Graph neural networks (GNNs) have emerged as a powerful approach for solving many network mining tasks. However, learning on large graphs remains a challenge - many recently proposed scalable GNN approaches rely on an expensive message-passing procedure to propagate information through the graph. We present the PPRGo model which utilizes an efficient approximation of information diffusion in GNNs resulting in significant speed gains while maintaining state-of-the-art prediction performance. In addition to being faster, PPRGo is inherently scalable, and can be trivially parallelized for large datasets like those found in industry settings. We demonstrate that PPRGo outperforms baselines in both distributed and single-machine training environments on a number of commonly used academic graphs. To better analyze the scalability of large-scale graph learning methods, we introduce a novel benchmark graph with 12.4 million nodes, 173 million edges, and 2.8 million node features. We show that training PPRGo from scratch and predicting labels for all nodes in this graph takes under 2 minutes on a single machine, far outpacing other baselines on the same graph. We discuss the practical application of PPRGo to solve large-scale node classification problems at Google.

1 1 Introduction

Graph Neural Networks (GNNs) excel on a wide variety of network mining tasks from semi-supervised node classification and link prediction [25, 32, 44, 55] to community detection and graph classification [3, 15, 22, 37]. The success of GNNs on academic datasets has generated significant interest in scaling these methods to larger graphs for use in real-world problems [13, 14, 16, 21, 25, 27, 41, 54]. Unfortunately, there are few large graph baseline datasets available; apart from a handful of exceptions [16, 54], the scalability of most GNN methods has been demonstrated on graphs with fewer than 250K nodes. Moreover, the majority of existing work focuses on improving scalability on a single machine. Many interesting network mining problems involve graphs with billions of nodes and edges that require distributed computation across many machines. As a result, we believe most of the current literature does not accurately reflect the major challenges of large scale GNN computing.

The main scalability bottleneck of most GNNs stems from the recursive message-passing procedure that propagates information through the graph. Computing the hidden representation for a given node requires joining information from its neighbors, and the neighbors in turn have to consider their own neighbors, and so on. This process leads to an expensive neighborhood expansion, growing exponentially with each additional layer.

In many proposed GNN pipelines, the exponential growth of neighborhood size corresponds to an exponential IO overhead.

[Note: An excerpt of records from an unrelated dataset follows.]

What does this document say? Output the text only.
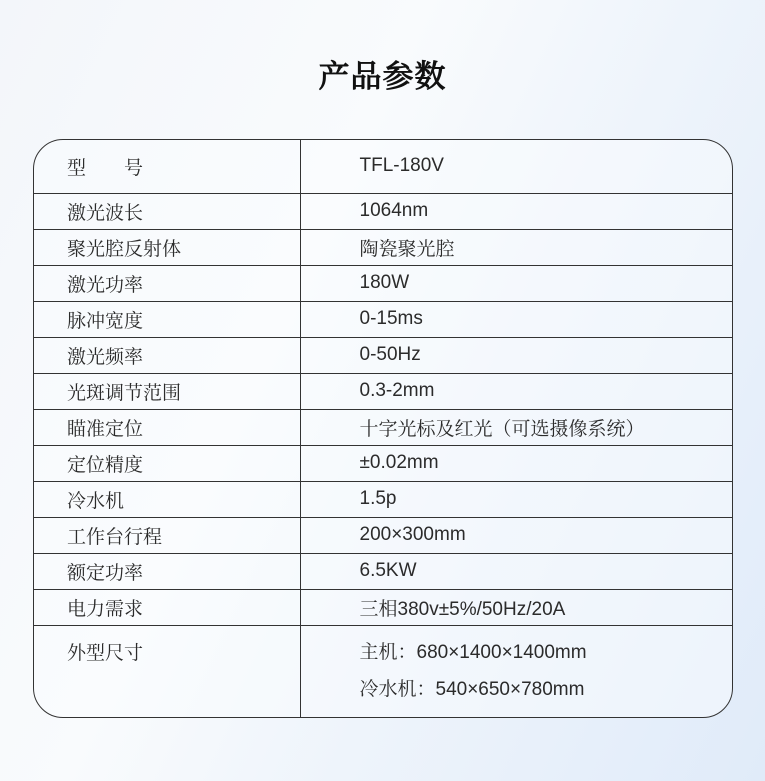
产品参数
型　　号	TFL-180V
激光波长	1064nm
聚光腔反射体	陶瓷聚光腔
激光功率	180W
脉冲宽度	0-15ms
激光频率	0-50Hz
光斑调节范围	0.3-2mm
瞄准定位	十字光标及红光（可选摄像系统）
定位精度	±0.02mm
冷水机	1.5p
工作台行程	200×300mm
额定功率	6.5KW
电力需求	三相380v±5%/50Hz/20A
外型尺寸	主机：680×1400×1400mm
冷水机：540×650×780mm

A common strategy for scaling GNNs is to sample the graph structure during training, e.g. sample a fixed number of nodes from the k-hop neighborhood of a given node to generate its prediction [25, 54]. The key differences between many scalable techniques lies in the design of the sampling scheme. For example, Chen et al. [13] directly sample the receptive field for each layer using importance sampling, while Chen et al. [14] use the historical activations of the nodes as a control variate. Huang et al. [27] propose an adaptive sampling strategy with a trainable sampler per layer, and Chiang et al. [16] sample a block of nodes corresponding to a dense subgraph identified by the clustering algorithm METIS [30]. Because these approaches still rely on a multi-hop message passing procedure, there is an extremely steep trade-off between runtime and accuracy. Unfortunately, for many of the proposed methods sampling does not directly reduce the number of nodes that need to be retrieved, since e.g. we have first have to compute the importance scores [13].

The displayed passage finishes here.